Animal rights campaigners celebrated on this day in 2005 when a ban on hunting using dogs came into force in England and Wales.
Under the Hunting Act, passed three months earlier, foxes, deer, hares and mink could no longer be killed by dogs as part of a hunt. But a maximum of two dogs could still be used to flush out a fox from cover to be shot or killed by a bird of prey, or to flush out other wild animals considered a threat to game or livestock.
The Labour government had introduced the bill, which originally offered the possibility of some licensed hunting. An amendment was then introduced by MP Tony Banks providing for a total ban, which passed in the Commons but was blocked by the House of Lords.
The then Speaker, Michael Martin, used the Parliament Acts of 1911 and 1949 to overrule the Lords’ veto – only the seventh time in almost 100 years such a power has been invoked – and the bill became law.

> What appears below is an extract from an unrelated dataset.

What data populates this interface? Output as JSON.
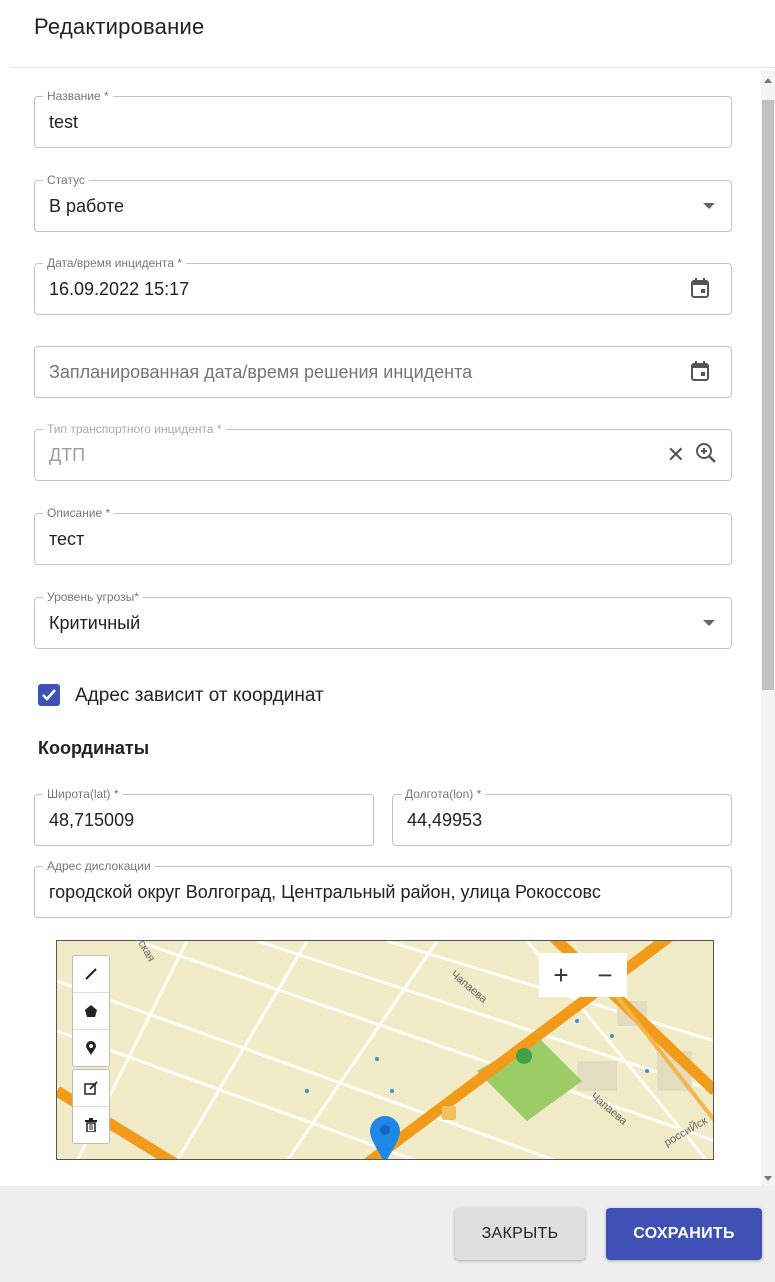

Pro-hunting campaigners had protested at the announcement of the proposed legislation in 2002, with over 400,000 members of the Countryside Alliance marching on the Houses of Parliament.
Official hunts proposed to remain operational by having dogs follow artificial scents - drag hunting – or by using real animal scent in order to replicate the hunting of live quarry as accurately as possible - dubbed trail hunting.
Opponents of hunting maintain it is cruel and unnecessary for pest control. Supporters say the fox’s death is quick and more humane than other forms of control, such as poisoning or gassing, and that in fact more foxes have died since the ban was introduced.